Creating a Latin American-themed restaurant long had been on Randy Hobson’s mind, but the idea needed to wait its turn. After leaving a 25-year career at plastics manufacturer Berry Global to pursue food entrepreneurship, Hobson launched a trio of major ventures – Pangea Kitchen in 2016, 2nd Language in 2020, and Pangea Pizzeria in 2022. Those businesses took off quickly and expanded Evansville’s collective palate, which was Hobson’s goal from the beginning.
His next step became Sazón y Fuego (Spanish for “seasoning and fire”), which opened in October 2024 off Indiana 66 in Newburgh. A restaurant with Latin American fare and flair “was something that always was out there, but we felt like our ability to execute the other concepts at the time made more sense,” Hobson says. “As the businesses grew and we saw more Latino employees being involved, and just creating some critical mass, I think our comfort level went up to approach this.”
Adding to Hobson’s confidence was the enduring popularity of Latino cuisine. “Even in my life at Berry 10 years ago, companies like Procter & Gamble and General Mills were starting to really focus on more Latino brands, marketing to Latinos,” Hobson says. “So, those are all leading indicators that ultimately got us to where we’re at today.”
Hobson assembled an all-star squad to get things rolling. Everything starts in the kitchen, and through mutual friends, he discovered Alexis Campos, a native of Peru who had worked at Inkas Charcoal Grill & Bar on Evansville’s North Side. That business closed in 2022, and it was first thought that Campos would only play a role in forming Sazón y Fuego’s menu. But that changed when Campos quickly built a rapport with Hobson and his team.
“It was a mutual love, honestly,” says Gina Videa, Pangea Holdings’ employee development manager. “We were like, what about we do this full-time? It was just meant to be.”
Along the way, Hobson also connected with Evan Mooney, a Castle High School graduate who worked at Cavanaugh’s on the River before attending the Culinary Institute of America in Hyde Park, New York. He later managed restaurants in Southern California, Las Vegas, Nevada, and Dallas, Texas, before moving home and joining Hobson as operations manager for Pangea Holdings.
Hobson made another critical acquisition, although this one wasn’t a person. Sazón y Fuego uses a small charcoal oven, which Hobson describes as expensive and rare for this part of the U.S. It was built in Mexico City, and reflecting the restaurant’s “seasoning and fire” name, Hobson says the oven is used in the preparation of “anything and everything that we provide … it just imparts so much flavor.”

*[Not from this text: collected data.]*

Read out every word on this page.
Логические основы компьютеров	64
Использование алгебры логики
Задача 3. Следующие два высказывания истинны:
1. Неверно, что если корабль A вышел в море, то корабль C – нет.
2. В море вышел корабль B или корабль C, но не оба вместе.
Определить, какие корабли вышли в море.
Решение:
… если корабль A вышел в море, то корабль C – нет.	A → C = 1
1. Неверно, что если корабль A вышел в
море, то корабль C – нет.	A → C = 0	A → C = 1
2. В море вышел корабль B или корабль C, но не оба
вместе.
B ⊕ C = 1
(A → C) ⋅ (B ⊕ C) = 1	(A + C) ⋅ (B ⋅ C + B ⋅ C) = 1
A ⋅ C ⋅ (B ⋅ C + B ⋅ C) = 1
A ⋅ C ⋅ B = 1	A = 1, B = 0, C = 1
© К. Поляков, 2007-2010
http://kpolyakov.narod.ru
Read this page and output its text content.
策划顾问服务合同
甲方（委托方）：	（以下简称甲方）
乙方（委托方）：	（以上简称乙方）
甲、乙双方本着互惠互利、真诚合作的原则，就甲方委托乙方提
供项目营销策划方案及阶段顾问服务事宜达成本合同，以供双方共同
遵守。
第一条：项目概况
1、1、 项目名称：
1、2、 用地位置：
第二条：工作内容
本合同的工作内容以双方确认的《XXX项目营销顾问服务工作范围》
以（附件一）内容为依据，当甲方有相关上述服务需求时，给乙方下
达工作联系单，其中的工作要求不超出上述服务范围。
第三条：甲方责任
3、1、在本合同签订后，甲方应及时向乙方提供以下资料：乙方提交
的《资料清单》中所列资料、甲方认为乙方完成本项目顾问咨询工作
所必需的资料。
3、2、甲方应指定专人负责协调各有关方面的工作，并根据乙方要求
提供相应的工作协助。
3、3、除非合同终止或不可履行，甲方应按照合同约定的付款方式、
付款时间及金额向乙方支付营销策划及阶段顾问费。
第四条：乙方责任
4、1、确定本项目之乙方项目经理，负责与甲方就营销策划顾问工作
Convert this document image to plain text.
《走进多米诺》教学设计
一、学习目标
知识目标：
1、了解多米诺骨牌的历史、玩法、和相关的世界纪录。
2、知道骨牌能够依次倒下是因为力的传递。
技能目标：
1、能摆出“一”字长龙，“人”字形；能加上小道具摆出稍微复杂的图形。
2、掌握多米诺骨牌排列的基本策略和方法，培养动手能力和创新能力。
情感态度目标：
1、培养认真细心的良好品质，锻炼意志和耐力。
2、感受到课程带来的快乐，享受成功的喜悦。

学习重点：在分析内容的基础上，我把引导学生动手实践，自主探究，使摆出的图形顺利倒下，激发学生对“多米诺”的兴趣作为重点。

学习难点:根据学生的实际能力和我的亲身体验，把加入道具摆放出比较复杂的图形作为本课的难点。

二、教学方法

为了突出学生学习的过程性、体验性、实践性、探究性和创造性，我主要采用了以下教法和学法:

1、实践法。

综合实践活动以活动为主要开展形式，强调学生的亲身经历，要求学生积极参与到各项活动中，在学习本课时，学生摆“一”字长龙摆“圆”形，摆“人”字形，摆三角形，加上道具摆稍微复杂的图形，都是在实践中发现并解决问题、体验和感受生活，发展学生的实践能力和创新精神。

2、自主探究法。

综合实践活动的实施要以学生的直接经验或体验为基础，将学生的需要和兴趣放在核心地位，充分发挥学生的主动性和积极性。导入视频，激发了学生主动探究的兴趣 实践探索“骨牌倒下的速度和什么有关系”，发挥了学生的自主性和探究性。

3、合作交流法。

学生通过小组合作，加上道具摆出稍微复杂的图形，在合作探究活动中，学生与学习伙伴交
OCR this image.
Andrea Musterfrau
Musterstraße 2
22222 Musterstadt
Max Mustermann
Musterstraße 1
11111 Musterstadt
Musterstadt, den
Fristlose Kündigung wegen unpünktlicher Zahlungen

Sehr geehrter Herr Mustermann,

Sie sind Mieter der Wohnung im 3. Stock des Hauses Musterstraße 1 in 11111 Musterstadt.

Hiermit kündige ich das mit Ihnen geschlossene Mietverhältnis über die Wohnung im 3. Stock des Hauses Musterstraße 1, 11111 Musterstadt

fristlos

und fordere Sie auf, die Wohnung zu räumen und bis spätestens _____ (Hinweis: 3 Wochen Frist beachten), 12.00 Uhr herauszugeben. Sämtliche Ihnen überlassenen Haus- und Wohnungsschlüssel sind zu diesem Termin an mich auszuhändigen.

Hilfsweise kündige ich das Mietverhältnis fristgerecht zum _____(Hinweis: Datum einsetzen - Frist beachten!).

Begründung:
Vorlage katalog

Onto those flavors. Sazón y Fuego’s menu is upscale, but beyond that, it does not fit a simple description. There’s influ- ence from Nicaragua, Venezuela, Mexico, Argentina, and Cuba. Several dishes are native to Campos’ Peru.
Sazón y Fuego has two varieties of ceviche, for instance, including a Peruvian choice that Campos makes. “They are definitely different, the flavor profiles and ingredients,” Hobson says. Peruvian ceviche was created by fishermen who cooked their catches with lime and salt, Campos says. He prepares the dish with two types of corn, chili pepper, and cilantro, and says it is “always on Peruvian tables.”
Other intriguing appetizers include a quinoa salad, arepas, empanadas, and chicharrones (crispy fried pork belly).
Main dishes like Peruvian chicken and pasta al pesto also are nods to Campos’ homeland. More choices include ropa vieja, which is a beef dish, and seafood delicacies such as pan-seared mahi and arroz con mariscos. Choripán is grilled Argentinian sausage, cochinita pibil features marinated pork shoulder, and lomo saltado (Peru, again) is marinated beef stir fried with onions and tomatoes.
Sazón y Fuego’s steaks are proving highly popular in the restaurant’s first few months. The picanha (commonly called a top sirloin cap). New York strip, and prime ribeye, as well as the lamb chops, all are served with tangy chimichurri. For the unfamiliar, the green, fresh herb sauce is native to Argentina and adds some zing to cuts of savory, juicy beef.
The restaurant set up shop in the space that once was The Wine Down in Newburgh. The interior is decorated with murals of South American caves and traditional tapestries — both created by artist Savan- nah Jane Walton — and masks native to Central and South American cultures. The stained glass windows originated from a church in England, Mooney says; the Sazón y Fuego team built out the front exterior wall to fit them. Diners can enjoy a full bar and desserts like passion fruit mousse, a fla- vorful mousse with a gel center, edible gold accent, and almond and caramel foundation created by pastry chef Sarah Bruggeman.
Consistent with Hobson’s other restaurants, Sazón y Fuego searches locally and far beyond for the best products available. And Hobson’s Sazón y Fuego team has embraced his philosophy of encouraging diners to sample more worldly tastes.
“It is a fun journey for us, and we are excited about it,” Mooney says. “We are trying to really use that approach with all our guests and say, here, just try it.”